Despite Chinese authorities’ deep experience in restricting electronic content, The Economist reports that they continue to struggle in their long-running battle against SMS spam, which currently accounts for around 30% of all messages received. One major obstacle is mobile carriers’ reluctance to close loopholes from which they are believed to earn hundreds of millions of dollars a year.

Chinese mobile-users get more text messages than their counterparts almost anywhere else in the world. They received more than 300 billion of them in 2013, or close to one a day for each person using a mobile phone. Users in bigger markets like Beijing and Shanghai receive two a day, or more than 700 annually, accounting for perhaps one-fifth to one-third of all texts. Americans, by comparison, received an estimated 4.5 billion junk messages in 2011, or fewer than 20 per mobile-user for the year—out of a total of more than two trillion text messages sent.

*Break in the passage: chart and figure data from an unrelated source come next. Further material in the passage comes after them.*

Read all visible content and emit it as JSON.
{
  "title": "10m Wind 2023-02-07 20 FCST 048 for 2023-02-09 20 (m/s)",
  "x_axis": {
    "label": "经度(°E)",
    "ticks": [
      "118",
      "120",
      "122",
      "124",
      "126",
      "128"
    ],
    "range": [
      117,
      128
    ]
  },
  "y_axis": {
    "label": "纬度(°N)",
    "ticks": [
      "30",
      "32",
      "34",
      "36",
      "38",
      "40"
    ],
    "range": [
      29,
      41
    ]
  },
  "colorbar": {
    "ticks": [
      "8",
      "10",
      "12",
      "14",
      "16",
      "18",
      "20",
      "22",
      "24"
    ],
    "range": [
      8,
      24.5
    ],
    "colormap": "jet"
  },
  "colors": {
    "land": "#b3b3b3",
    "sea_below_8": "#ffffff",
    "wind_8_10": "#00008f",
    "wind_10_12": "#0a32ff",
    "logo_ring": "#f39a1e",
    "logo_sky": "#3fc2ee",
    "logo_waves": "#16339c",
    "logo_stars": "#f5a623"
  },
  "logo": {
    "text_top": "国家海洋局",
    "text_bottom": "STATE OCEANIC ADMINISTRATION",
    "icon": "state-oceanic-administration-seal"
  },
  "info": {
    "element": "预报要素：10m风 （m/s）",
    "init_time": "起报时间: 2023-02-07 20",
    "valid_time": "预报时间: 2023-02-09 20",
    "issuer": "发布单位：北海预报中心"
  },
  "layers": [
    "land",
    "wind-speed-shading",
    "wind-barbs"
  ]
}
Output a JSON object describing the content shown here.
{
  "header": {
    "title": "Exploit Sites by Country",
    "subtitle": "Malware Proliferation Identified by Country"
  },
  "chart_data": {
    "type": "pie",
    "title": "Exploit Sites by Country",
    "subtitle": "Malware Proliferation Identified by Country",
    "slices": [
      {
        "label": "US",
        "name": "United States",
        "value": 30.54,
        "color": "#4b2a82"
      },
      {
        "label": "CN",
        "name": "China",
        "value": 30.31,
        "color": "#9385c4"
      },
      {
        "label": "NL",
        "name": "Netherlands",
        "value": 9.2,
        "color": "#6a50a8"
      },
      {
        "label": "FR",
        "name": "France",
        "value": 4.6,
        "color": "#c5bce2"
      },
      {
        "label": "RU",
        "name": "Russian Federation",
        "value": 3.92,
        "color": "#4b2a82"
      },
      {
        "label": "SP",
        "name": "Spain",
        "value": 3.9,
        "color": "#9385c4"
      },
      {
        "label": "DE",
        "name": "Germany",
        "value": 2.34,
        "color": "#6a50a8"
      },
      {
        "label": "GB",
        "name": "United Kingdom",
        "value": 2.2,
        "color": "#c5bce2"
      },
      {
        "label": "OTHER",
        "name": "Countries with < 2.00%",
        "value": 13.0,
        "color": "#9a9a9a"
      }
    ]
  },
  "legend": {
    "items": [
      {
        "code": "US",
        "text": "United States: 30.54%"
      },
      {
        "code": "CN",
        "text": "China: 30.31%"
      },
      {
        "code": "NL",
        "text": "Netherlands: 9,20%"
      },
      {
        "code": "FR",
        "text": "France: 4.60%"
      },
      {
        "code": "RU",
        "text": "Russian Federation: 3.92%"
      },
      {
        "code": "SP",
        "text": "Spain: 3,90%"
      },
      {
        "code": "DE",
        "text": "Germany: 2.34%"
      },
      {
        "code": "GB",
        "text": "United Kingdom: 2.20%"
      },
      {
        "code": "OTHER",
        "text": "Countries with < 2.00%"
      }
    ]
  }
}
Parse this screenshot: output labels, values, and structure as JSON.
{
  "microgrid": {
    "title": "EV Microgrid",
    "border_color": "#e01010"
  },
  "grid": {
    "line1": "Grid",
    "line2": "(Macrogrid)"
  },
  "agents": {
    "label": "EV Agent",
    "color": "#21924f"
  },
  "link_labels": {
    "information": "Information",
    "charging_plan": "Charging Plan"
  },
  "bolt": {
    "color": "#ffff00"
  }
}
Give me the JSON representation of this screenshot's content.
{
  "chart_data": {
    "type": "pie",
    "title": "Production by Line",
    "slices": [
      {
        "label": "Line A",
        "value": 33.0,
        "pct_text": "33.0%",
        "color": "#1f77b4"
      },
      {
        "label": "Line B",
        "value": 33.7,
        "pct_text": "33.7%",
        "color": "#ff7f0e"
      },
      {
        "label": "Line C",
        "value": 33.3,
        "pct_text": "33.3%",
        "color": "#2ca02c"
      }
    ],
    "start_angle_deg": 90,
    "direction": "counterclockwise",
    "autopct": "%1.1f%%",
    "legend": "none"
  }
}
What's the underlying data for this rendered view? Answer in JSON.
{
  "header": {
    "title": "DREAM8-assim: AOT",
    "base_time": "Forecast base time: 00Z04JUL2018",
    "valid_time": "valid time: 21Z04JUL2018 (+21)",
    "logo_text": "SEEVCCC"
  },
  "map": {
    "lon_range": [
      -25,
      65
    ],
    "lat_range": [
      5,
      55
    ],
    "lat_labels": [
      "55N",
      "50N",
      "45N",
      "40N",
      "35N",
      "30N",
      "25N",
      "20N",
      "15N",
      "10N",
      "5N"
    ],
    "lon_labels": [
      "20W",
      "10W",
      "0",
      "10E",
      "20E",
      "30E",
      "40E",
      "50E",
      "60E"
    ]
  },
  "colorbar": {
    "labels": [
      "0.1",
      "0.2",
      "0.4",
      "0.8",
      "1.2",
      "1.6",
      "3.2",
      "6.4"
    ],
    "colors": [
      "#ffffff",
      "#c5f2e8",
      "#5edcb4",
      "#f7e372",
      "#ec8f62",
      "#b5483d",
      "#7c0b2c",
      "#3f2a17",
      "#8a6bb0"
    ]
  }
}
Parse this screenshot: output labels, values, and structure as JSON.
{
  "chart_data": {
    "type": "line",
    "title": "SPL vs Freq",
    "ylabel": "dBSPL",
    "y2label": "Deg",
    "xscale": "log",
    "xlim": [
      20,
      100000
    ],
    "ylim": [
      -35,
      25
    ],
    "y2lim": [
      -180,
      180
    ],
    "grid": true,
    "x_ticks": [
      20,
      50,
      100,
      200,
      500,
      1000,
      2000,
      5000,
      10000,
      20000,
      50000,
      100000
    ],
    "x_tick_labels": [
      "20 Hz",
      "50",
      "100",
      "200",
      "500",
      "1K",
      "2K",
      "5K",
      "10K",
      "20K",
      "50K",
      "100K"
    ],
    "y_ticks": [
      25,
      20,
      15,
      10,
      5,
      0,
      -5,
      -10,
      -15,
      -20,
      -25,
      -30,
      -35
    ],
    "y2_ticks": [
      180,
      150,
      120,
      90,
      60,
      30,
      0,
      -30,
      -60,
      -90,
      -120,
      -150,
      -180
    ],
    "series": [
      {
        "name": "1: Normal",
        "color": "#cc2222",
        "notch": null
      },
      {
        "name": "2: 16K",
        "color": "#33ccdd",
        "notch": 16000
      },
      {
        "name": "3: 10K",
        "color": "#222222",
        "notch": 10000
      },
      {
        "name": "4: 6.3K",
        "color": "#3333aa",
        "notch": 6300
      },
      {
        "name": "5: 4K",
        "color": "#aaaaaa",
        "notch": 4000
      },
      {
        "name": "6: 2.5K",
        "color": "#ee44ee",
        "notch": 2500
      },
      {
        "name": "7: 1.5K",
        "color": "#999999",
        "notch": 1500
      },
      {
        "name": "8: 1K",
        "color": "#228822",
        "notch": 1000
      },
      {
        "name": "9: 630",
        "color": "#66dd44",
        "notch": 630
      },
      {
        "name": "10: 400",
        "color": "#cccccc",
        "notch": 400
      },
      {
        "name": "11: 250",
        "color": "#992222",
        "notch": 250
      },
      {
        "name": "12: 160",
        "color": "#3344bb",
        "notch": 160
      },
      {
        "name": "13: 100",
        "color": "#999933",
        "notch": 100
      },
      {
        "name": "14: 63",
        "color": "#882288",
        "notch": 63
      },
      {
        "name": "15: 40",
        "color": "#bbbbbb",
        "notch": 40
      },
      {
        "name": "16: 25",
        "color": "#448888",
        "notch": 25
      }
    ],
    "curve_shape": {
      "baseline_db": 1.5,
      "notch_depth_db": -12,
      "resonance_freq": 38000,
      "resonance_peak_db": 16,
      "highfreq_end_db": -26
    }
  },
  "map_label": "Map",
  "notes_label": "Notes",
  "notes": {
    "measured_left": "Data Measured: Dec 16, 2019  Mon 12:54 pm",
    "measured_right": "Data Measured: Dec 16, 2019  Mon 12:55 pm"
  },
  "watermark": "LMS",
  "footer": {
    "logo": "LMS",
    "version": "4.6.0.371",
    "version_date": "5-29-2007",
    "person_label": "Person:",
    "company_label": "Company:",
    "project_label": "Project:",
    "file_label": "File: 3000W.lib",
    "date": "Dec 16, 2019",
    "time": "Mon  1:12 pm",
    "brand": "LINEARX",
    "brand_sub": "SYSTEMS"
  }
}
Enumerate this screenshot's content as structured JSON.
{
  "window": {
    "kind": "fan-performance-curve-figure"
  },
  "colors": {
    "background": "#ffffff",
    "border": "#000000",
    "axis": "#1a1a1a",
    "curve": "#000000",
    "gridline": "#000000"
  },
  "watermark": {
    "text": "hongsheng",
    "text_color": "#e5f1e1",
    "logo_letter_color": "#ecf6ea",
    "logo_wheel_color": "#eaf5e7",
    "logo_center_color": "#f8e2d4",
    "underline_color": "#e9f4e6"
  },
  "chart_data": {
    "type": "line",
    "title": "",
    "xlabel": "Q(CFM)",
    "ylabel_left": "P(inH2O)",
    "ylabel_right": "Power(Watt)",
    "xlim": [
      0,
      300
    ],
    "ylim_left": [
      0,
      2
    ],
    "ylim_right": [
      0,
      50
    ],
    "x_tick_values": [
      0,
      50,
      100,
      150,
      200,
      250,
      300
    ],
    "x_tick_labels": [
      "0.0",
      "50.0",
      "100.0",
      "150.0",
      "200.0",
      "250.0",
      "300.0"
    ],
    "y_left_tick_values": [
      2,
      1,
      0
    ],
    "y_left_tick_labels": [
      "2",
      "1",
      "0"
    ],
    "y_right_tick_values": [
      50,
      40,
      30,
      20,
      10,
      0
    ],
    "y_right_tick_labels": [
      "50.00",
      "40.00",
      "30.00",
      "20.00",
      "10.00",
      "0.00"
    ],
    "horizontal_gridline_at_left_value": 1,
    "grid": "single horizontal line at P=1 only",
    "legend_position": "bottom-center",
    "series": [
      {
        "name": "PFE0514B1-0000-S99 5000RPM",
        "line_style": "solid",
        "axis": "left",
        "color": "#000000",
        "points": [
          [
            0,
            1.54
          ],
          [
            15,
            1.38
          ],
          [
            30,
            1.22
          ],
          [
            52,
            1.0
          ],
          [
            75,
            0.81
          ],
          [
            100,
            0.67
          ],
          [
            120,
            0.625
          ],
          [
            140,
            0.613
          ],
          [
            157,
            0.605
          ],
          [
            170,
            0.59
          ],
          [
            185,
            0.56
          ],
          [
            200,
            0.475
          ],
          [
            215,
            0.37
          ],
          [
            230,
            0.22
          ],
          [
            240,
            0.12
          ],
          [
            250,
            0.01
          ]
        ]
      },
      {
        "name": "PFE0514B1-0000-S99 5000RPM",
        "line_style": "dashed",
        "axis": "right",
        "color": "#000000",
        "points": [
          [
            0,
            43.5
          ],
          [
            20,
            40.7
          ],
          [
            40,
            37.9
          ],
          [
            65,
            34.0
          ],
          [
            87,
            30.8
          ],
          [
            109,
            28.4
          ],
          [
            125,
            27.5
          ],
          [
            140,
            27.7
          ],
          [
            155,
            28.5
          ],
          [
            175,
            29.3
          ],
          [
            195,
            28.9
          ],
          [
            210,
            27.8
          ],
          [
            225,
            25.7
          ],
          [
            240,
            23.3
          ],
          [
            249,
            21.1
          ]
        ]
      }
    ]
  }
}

China’s spam problem has persisted for years, despite repeated declarations by the authorities that they will crack down. Why have their efforts failed? The elusive spam vans are part of the problem: they are difficult to track and profitable to operate. One car can send 200,000 messages a day for a daily fee of about 10,000 yuan ($1,600). This is about the cost of the device used to intercept numbers, which can be assembled at home. The equipment falsifies the numbers from which the messages appear to arrive. Chinese users can report spam texts, just as they can in many other countries. But spammers who are occasionally caught still reckon their trouble was worth it. Fines are paltry. The authorities recently proposed raising them to 30,000 yuan—peanuts to a spam-car crew. [Source]

Harsher penalties have sometimes been applied: in March, authorities announced the detention of 1,530 suspected mobile spammers. Searches for “fake base station” (in Chinese) were a blocked on Sina Weibo in June, when three of those detained stood trial.